IA é a nova arma da ciência para evitar as próximas epidemias de gripe; entenda
Cientistas conseguiram antecipar características de patógeno circulante com base em sua ''árvore de família'' no passado
Decidir qual vacinas usar para combater a gripe no planeta é uma tarefa difícil, porque requer saber quais linhagens do vírus vão circular mais a cada ano. Para ajudar nesse planejamento, uma atribuição da Organização Mundial da Saúde (OMS), cientistas desenvolveram um método que usa inteligência artificial.
Leia também
• Inteligência artificial: Musk adverte que a IA é "uma das maiores ameaças" à Humanidade
• Japoneses usam inteligência artificial para criar nova geração de drogas; entenda
• IA: abreviatura de inteligência artificial supera "nepo baby" e é eleita palavra do ano
A abordagem dos pesquisadores foi usar um banco de dados com sequências genéticas de amostras de vírus coletadas mundo afora desde 1980, depois alimentar um modelo de machine learning (aprendizagem de máquina) para tentar prever como o influenza continuaria evoluindo.
Em um estudo na edição desta semana da revista Science Advances, o grupo liderado pela cientista da computação iraniana Maryam Hayati, da Universidade Simon Fraser, de Vancouver (Canadá), descreve como o método obteve sucesso em um teste.
Usando os dados obtidos até 2020, eles conseguiram "prever" características genéticas de uma cepa do vírus que circulou em 2021. Por meio de um algoritmo que avaliava a genética da 'árvore de família' do patógeno e inferia como diferentes variedades se distribuíam ao longo do passado, os pesquisadores reproduziram a decisão da OMS sobre qual vacina deveria ser usada naquele ano.

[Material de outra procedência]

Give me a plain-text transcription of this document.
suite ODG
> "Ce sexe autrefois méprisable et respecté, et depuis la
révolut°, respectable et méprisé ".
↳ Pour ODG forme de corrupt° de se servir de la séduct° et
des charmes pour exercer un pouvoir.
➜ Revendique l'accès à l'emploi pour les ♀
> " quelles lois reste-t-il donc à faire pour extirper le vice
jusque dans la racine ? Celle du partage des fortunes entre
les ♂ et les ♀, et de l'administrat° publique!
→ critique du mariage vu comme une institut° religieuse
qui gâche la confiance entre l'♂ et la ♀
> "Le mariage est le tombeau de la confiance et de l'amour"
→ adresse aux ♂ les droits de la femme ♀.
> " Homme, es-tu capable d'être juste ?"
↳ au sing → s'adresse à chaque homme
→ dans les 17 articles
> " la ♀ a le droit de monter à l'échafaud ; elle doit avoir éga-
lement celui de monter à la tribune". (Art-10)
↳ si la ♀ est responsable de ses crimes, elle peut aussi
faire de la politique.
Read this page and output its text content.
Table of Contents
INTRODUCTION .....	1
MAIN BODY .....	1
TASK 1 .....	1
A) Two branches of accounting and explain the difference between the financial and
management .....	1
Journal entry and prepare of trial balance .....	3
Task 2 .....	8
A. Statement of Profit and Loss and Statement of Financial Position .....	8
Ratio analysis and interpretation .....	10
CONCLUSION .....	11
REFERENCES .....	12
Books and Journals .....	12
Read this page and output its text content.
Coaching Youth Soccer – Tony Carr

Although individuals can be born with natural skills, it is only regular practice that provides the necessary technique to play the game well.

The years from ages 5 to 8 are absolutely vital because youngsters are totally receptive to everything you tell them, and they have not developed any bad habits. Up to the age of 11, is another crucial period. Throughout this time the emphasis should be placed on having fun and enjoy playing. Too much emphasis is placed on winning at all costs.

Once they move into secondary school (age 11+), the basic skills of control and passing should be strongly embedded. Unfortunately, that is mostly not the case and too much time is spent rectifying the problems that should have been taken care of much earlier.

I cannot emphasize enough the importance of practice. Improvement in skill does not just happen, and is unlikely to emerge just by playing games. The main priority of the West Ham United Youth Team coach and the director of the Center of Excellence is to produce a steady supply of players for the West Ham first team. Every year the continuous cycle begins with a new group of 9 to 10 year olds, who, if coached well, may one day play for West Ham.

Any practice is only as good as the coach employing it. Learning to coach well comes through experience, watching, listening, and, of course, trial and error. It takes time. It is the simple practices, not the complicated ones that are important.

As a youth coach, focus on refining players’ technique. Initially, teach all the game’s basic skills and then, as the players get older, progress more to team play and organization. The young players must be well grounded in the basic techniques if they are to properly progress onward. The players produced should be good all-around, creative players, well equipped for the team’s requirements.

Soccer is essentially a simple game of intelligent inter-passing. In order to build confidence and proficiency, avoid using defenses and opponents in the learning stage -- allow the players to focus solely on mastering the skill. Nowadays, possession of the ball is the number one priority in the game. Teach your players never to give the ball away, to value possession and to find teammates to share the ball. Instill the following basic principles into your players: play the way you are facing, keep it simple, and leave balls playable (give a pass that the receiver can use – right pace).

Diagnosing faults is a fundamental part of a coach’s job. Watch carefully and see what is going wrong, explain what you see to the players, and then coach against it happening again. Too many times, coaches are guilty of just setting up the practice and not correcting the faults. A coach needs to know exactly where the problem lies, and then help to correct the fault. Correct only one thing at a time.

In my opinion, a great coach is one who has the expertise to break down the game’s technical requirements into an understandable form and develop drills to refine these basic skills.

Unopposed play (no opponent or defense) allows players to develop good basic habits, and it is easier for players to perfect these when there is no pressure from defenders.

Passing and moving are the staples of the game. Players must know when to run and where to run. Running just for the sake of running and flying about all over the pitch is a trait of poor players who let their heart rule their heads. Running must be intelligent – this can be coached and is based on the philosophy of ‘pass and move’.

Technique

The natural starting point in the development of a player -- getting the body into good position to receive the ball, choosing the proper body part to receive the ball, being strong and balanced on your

O trabalho ainda é uma iniciativa em estágio inicial, mas os pesquisadores dizem crer que ele pode ser útil como ferramenta informativa. Autoridades de saúde em geral esperam que amostras colhidas pela vigilância epidemiológica estejam disponíveis para avaliar o perfil da epidemia em cada temporada. Depois disso, o tempo para tomar decisões é curto, por isso qualquer informação antecipada pode contribuir para o trabalho da OMS.
"Cada vez mais será útil ter uma gama ampla de ferramentas disponíveis, incluindo esta que desenvolvemos integrando informações sobre árvore hereditária de diferentes genes", escreveram Hayati e seus colegas.
O estudo da pesquisadora foi feito enfocando as sequências genéticas que codificavam duas proteínas essenciais do vírus, a hemaglutinina e a neuraminidase. Essas duas moléculas ficam posicionadas na superfície do patógeno e são uma espécie de "chave" que o influenza usa para entrar nas células humanas.
As iniciais H e N dessas proteínas estão presentes na sigla que define a variedade do vírus circulante, como o influenza tipo A H1N1. No estudo publicado nesta sexta-feira, Hayati usou especificamente a variante H3N2 do vírus, sem ainda aplicar a técnica às outras.
"As vacinas atuais em geral são mais efetivas contra o influenza tipo B ou contra o tipo A H1N1 do que para o H3N2. Isso se deve em parte ao fato de mudanças genéticas ocorrerem com mais frequência no H3N2 do que nos outros tipos e subtipos", afirmam a cientista e seus coautores.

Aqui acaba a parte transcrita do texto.